Intro to Data science skills (part 1)

AndReda Mind
3 min readMay 12, 2021

Everybody loves a data scientist, wrote Simon Rogers (2012) in the Guardian, Mr. Rogers also traced the newfound love for number crunching to a quote by Google’s Hal Varian, who declared that the sexy job in the next ten years Will be statisticians. So the important question here is what is the skills that Data scientist should have?

I’ll start to talk about the tech or non-tech skills that you should work on.

As we all can see that as data science is not a discipline traditionally taught at universities, contemporary data scientists come from diverse backgrounds such as engineering, statistics, and physics.

In order to succeed as a data scientist you should be:

Curious.

Argumentative.

Judgmental.

Hint: Using complicated machine learning algorithms does not always guarantee achieving a better performance, so keep it simple.

The Tech requirements:

1- I think the first skills you need is you need to know how to program, at least have some computational thinking (Algorithms and Data structures).

2- you need to know some algebra, at least up to analytics, geometry, and hopefully some calculus, some basic probability, some basic statistics

3- relational databases

4- Can use cloud services like (Google - IBM - AWS)to be able to use up to date tools such as Python, UNIX commands, pandas, Jupyter, Apache Spark.

Pandas

Pandas is a fast, powerful, flexible and easy to use open source data analysis and manipulation tool, built on top of the Python programming language.

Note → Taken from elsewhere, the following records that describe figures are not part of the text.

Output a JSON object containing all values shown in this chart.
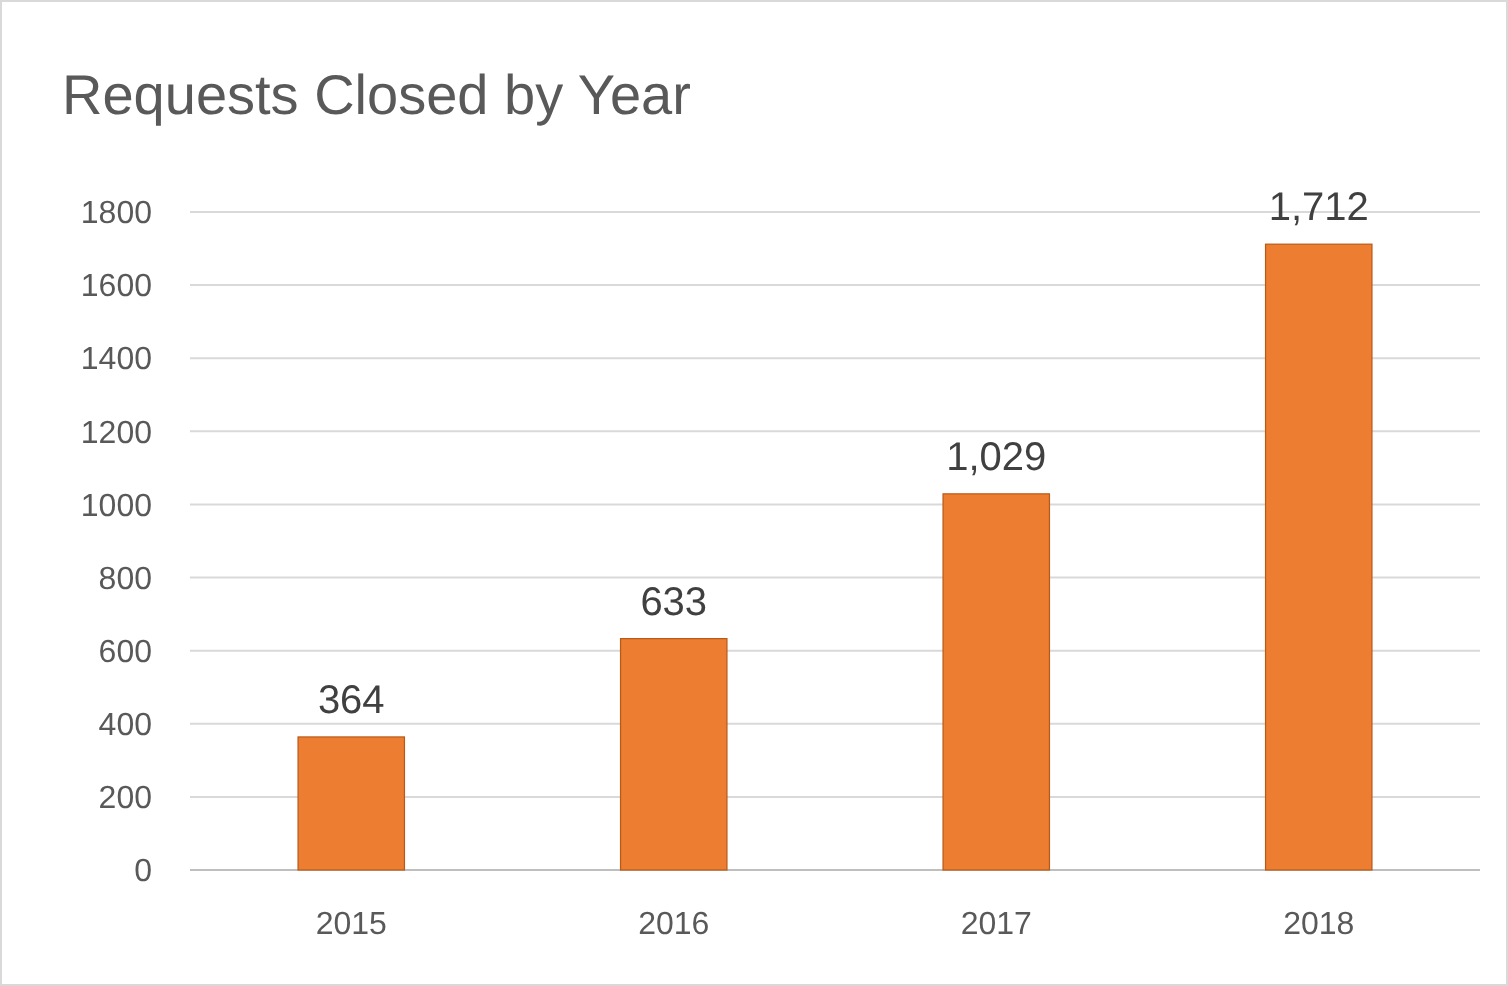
{
  "chart_data": {
    "type": "bar",
    "title": "Requests Closed by Year",
    "categories": [
      "2015",
      "2016",
      "2017",
      "2018"
    ],
    "values": [
      364,
      633,
      1029,
      1712
    ],
    "value_labels": [
      "364",
      "633",
      "1,029",
      "1,712"
    ],
    "color": "#ed7d31",
    "ylim": [
      0,
      1800
    ],
    "yticks": [
      0,
      200,
      400,
      600,
      800,
      1000,
      1200,
      1400,
      1600,
      1800
    ],
    "grid": "y"
  }
}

The Jupyter Notebook is an open-source web application that allows you to create and share documents that contain live code, equations, visualizations and narrative text. Uses include: data cleaning and transformation, numerical simulation, statistical modeling, data visualization, machine learning, and much more.

Apache Spark

Apache Spark: is a unified analytics engine for large-scale data processing.

Can deal with Apache Hadoop.

Apache Hadoop

The Apache Hadoop software library is a framework that allows for the distributed processing of large data sets across clusters of computers using simple programming models. It is designed to scale up from single servers to thousands of machines, each offering local computation and storage. Rather than rely on hardware to deliver high-availability, the library itself is designed to detect and handle failures at the application layer, so delivering a highly-available service on top of a cluster of computers, each of which may be prone to failures.

Hadoop, and Spark are very suitable for dealing with big amount of Data.

--

--